その著者が書いた『GOTH』というライトノベル本格ミステリ大賞を受賞したことは、きわめて異例だったわけです。著者は『僕の章』の「あとがき」で書いています。
「出版界で活動し始めてみると予想外のことが起こりました。自分の人生にまさか影響があるとは思っていなかった『ライトノベルの地位の低さ』という問題が何度も関わってくるではありませんか。僕が出版界で受けたライトノベル差別をすべて書き出していると殺伐とした文章になってしまうのでここには書きません」
そして、ミステリそのものの地位は高いことを知った著者は、「ライトノベルでミステリを書けばいいんだ。そうすればライトノベルしか読んでいない人でも、ミステリという形式を知って、そこから読書の守備範囲が広がるに違いない。僕はそう考えて『GOTH』を書きました」と述べています。自由闊達に物語を紡ぎ出しているイメージのある著者に、意外な志があったことに少し驚かされました。
わたしにはライトノベルの何たるかがよくわかりませんが、本書を読んで「マンガの原作みたいだな」と思いました。本書の場合は、かつて愛読したホラー・コミック誌『ハロウィン』とか『ネムキ』とかに出てくるマンガみたいな話が多かったです。
「本書をマンガ化するなら、伊藤潤二がベストだな!」とも思いました。
富江」とか「うずまき」といった陰鬱で狂気に満ちた作品を描く人ですね。



本格ミステリとかライトノベルとかに関係なく、著者はやはり非凡な作家です。
本書のすべての作品には、ラストでのどんでん返しという「サプライズ」がありました。
とにかく「主語」で読者を騙すのが上手な人で、「主語の魔術師」と呼びたいくらいです。
しかし、あまりにもサプライズにこだわりすぎているような感も受けました。
CGのアイドルをCMに出して話題にした後で、実際のコンサートで特殊メイクで実在の人物のように見せる・・・・・そんな力づくのサプライズに近いものを感じるのです。
それは、著者が複数の名義で「覆面作家」として活動していることにも通じるのでしょうが、とにかくトリッキーなのです。
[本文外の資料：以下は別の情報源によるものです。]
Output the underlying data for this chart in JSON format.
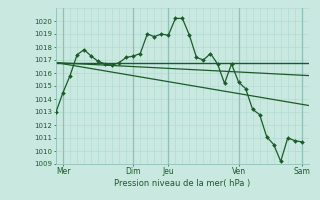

トリックも連発すれば、飽きられてしまう。サプライズも続ければ、マンネリになる。
実際、本書の作品にはすべてラストで意外な真犯人が明らかになりますが、著者のトリックのパターンがわかってオチが見えた作品もありました。
著者は間違いなく非凡な才能を持っているのですから、読者の価値観を根底から揺るがすようなへヴィノベルにも挑戦してほしいと思いました。
蛇足ながら、本書は非常に面白い小説であり、映画化もされています。
「僕」を演じた本郷奏多「夜」を演じた高梨臨がともに強烈な存在感を放っていました。原作とはまた違った雰囲気で、とても美しく幻想的な映像が印象に残ります。
ただ、気になった点もありました。高校の図書館で2人が本を読むシーンがあるのですが、「夜」が読んでいるのは『図説 切り裂きジャック』(河出書房新社)でした。
これは、まあ何の不思議もないですが、「僕」が開いている本がすごかった!
Sleeping Beauty:Memorial Photography in America』という洋書なのですが、この本はアメリカの葬儀の場面や遺体を撮影した写真集なのです。
かの名作ホラー映画「アザーズ」にも登場した超マニアックな写真集です。
「こんな本、絶対に高校の図書館には置かれてないだろ!」と思いました(笑)。
映画版「GOTH」はDVDも発売されていますので、機会があれば御覧下さい。